Thursday, June 24, 2010

Re-Capping EQ2

Lyriana hit level 90 last night, meaning that I once again have capped characters in three separate games.  I've never focused on the race to the cap in EQ2, so it always surprises me how quickly I can actually advance when I get close enough that I set my mind to actually finishing.

I currently have 173 AA out of a current cap of 250 (69.2% of the max possible), which is actually an improvement over my status when I hit 80 last expansion with 127/200 AA's (63.5%). I can see that being a bit irritating for someone who wants to jump into group content, but that number will improve significantly if I finish out the remaining quests and run each single-group zone at least once.  I'm not sure that it really matters anyway.  I just unlocked some very powerful abilities, but the difference between 163 AA and 173 is much greater than the difference between, say, 173 and 200.  

TSF in hindsight
I am glad to report that quests in the Stonebrunt Highlands, the other half of the leveling content in the current expansion, do not share the first zone's flaws.  Quests routinely send players against even-conned mobs, and even the occasional group of mobs.  The quests are much less likely to hand out several percent of a level for talking to another NPC right next to the one you just did a quest for (though this does still happen sometimes).  There are also fewer trivial factions in the latter half of the expansion - in the first zone, I was capped out on three separate factions before I turned in my first daily quest, just from the initial storylines that everyone has to complete, which kind of defeats the purpose of tracking reputation in the first place. 

Unfortunately, the zone also suffers by context.  This is the only solo content available for levels 85-90, and I am not convinced that it would have been anywhere near enough if I had actually entered the zone at level 85.  Instead, I saved a significant amount of level 80 content from the previous expansion to do this time out, and then also gained a level or so by running dungeons with my guild.  As a result, I entered the zone most of the way through level 88.  Even with this massive headstart, I'd still managed to use up about half of the content in the area by the time I hit level 90.


Meanwhile, thanks to a new AA buff ability, Lyriana is now capable of hitting the 100% cap on double attack (normally her most valuable stat), wearing quest rewards from early in this expansion.  The EQ2 playerbase revolted against a gear scaling plan which would have allowed your crit, DA, and other percentages to degrade naturally as you gained levels (see combat ratings in WoW and LOTRO).  As a result, the entry level quests in the expansion's first zone had to hand out massive upgrades across the board for players who did not run raids and/or grind out void shard tokens in dungeons last expansion. 
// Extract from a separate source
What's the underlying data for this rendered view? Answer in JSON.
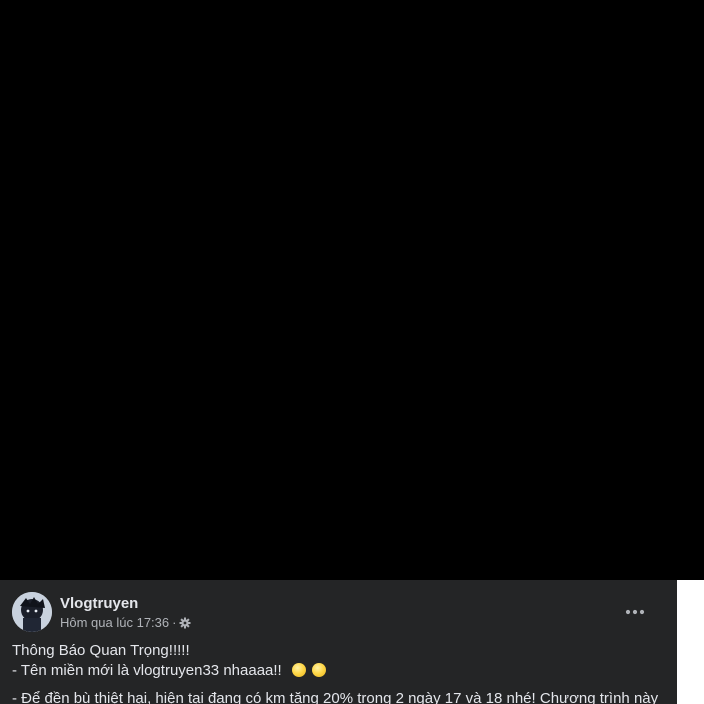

Still, I'm not even wearing single-group quality gear yet, and I'm suddenly in a position of worrying about collecting side-grades for when I'm capped on my most beneficial stat.  Or I would be, except that it appears that someone improved the quest rewards in the first zone after they itemized the second zone.  The level 78 quests that kicked off the expansion loot run gave me better rewards than some of the level 89 stuff I'm doing now.  Overall, itemization could be a pretty huge problem for even the non-raid game going forward.

Was there a plan for the expansion on-ramp ?
In the end, this expansion's first zone was an odd detour.  On paper, it makes a lot of sense to have an easy zone that brings players who missed previous expansions up to par.  Many of us had a really hard time with the jump from the level 60's to the previous Kunark expansion, and I'm guessing that they did not want to repeat that mistake. 

In practice, that zone arrives 78 levels into the game, which means that players who had been somehow gaining levels under the old system will suddenly hit a single super easy zone that rewards overpowered loot, before going back to normal in the expansion's second half.  If that normal state was not satisfactory to existing players, they're not going to GET to the current expansion content in the first place. 

Unless they're planning a massive revamp of the entire leveling experience - a revamp that would leave the game significant less fun if all solo quests suddenly used underconned mobs, like the Sundered Frontier did - it just doesn't make sense to have the expansion on-ramp be so different from the remaining game.   I doubt that they actually have the resources to do such an overhaul anyway, so I'm left wondering where exactly they think they're going with this. 

Then again, this was also the expansion that made a somewhat inexplicable decision to add battlegrounds no one asked for that non-PVP'ers now can't get into because they get steam-rolled by the regulars.  And, as Ferrel notes, it seems like somehow no one saw this coming in advance.  During development of this expansion, the EQ2 was functionally running with an interim producer and supposedly had team members pulled off the game to work on Free Realms.  It's sad but possible that no one at SOE really knew where they were going with the end product either. 

2 comments:

  1. Congratulations!

    Great article about the SF content. I've been looking it a lot lately when I focus in on Velious and what not to do there.

    I've also been really concerned about the issues with itemization. Maxing DA so easily is concerning. The same is true with crit chance.